Sulle montagne trentine, nel villaggio di Vermiglio, durante la seconda guerra mondiale, vive la famiglia Graziadei. Il capofamiglia Cesare (T. Ragno) è il maestro della scuola e ha una moglie con cui ha messo al mondo una decina di figli, non tutti sopravvissuti, alcuni dei quali suoi stessi allievi. E’ un uomo austero, taciturno, innamorato della musica classica, che spesso si ritira nel suo studio per ascoltare e fumare in solitudine. L’arrivo del soldato siciliano Pietro sconvolge le dinamiche famigliari, al punto che una delle figlie più grandi sarà attratta dal giovane forestiero, innamorandosene.

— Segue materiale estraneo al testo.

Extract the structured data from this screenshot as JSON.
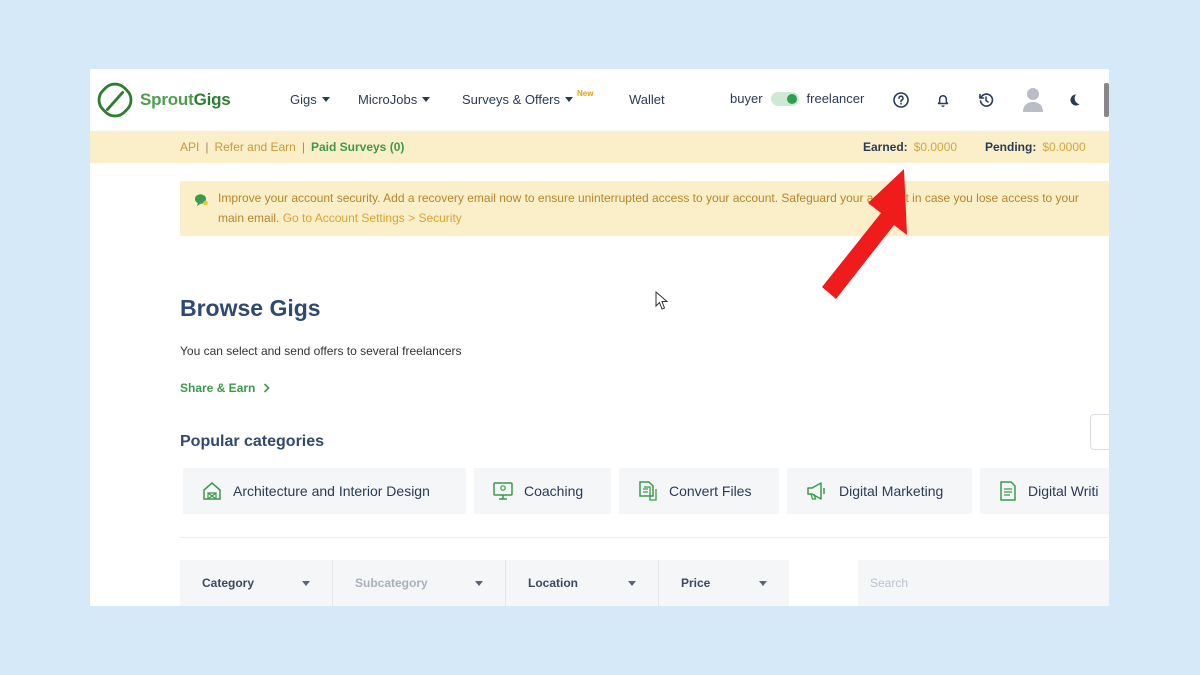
{
  "brand": {
    "name_light": "Sprout",
    "name_bold": "Gigs"
  },
  "nav": {
    "items": [
      {
        "label": "Gigs",
        "has_caret": true
      },
      {
        "label": "MicroJobs",
        "has_caret": true
      },
      {
        "label": "Surveys & Offers",
        "has_caret": true,
        "badge": "New"
      },
      {
        "label": "Wallet",
        "has_caret": false
      }
    ],
    "mode": {
      "left": "buyer",
      "right": "freelancer",
      "active": "freelancer"
    },
    "icons": [
      "help-icon",
      "bell-icon",
      "history-icon",
      "avatar",
      "dark-mode-icon"
    ]
  },
  "subbar": {
    "links": [
      "API",
      "Refer and Earn",
      "Paid Surveys (0)"
    ],
    "earned_label": "Earned:",
    "earned_value": "$0.0000",
    "pending_label": "Pending:",
    "pending_value": "$0.0000"
  },
  "alert": {
    "text": "Improve your account security. Add a recovery email now to ensure uninterrupted access to your account. Safeguard your account in case you lose access to your main email.",
    "link": "Go to Account Settings > Security"
  },
  "main": {
    "title": "Browse Gigs",
    "subtitle": "You can select and send offers to several freelancers",
    "share": "Share & Earn",
    "popular_heading": "Popular categories",
    "categories": [
      {
        "label": "Architecture and Interior Design",
        "icon": "building-icon"
      },
      {
        "label": "Coaching",
        "icon": "monitor-icon"
      },
      {
        "label": "Convert Files",
        "icon": "files-icon"
      },
      {
        "label": "Digital Marketing",
        "icon": "megaphone-icon"
      },
      {
        "label": "Digital Writi",
        "icon": "document-icon"
      }
    ]
  },
  "filters": {
    "category": "Category",
    "subcategory": "Subcategory",
    "location": "Location",
    "price": "Price",
    "search_placeholder": "Search"
  },
  "colors": {
    "brand_green": "#3c9a4a",
    "banner_bg": "#fbefc9",
    "heading": "#2f4a6e",
    "arrow_red": "#f01c1c"
  }
}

Gruppo di famiglia in un interno di montagna (e spesso innevato), “Vermiglio” è il secondo lungometraggio di Maura Delpero, classe 1975, che l’ha anche sceneggiato. E’ un film di ieratica bellezza, dal passo lento, in cui la cornice naturale è splendida, anche grazie a una bellissima fotografia. Racconta un tempo lontano, quello dei padri anaffettivi e delle famiglie proletarie coi figli a dormire nella stessa stanza condividendo pochi letti, di un’Italia rurale, arcaica, povera e molto cattolica, ma anche di sentimenti universali e temi attuali: l’attrazione che cova fortemente in silenzio e nell’ombra, la fragilità e la tenerezza, l’emancipazione femminile che è motore di tante scelte. Le donne hanno il ruolo preminente della vicenda, nonostante il personaggio di Cesare, interpretato mirabilmente da Tommaso Ragno.
Parlato quasi esclusivamente in dialetto (e sottotitolato), con echi non troppo lontani al cinema di Ermanno Olmi e Giorgio Diritti. Leone d’argento – Gran Premio della Giuria, all’ultima Mostra internazionale del cinema di Venezia.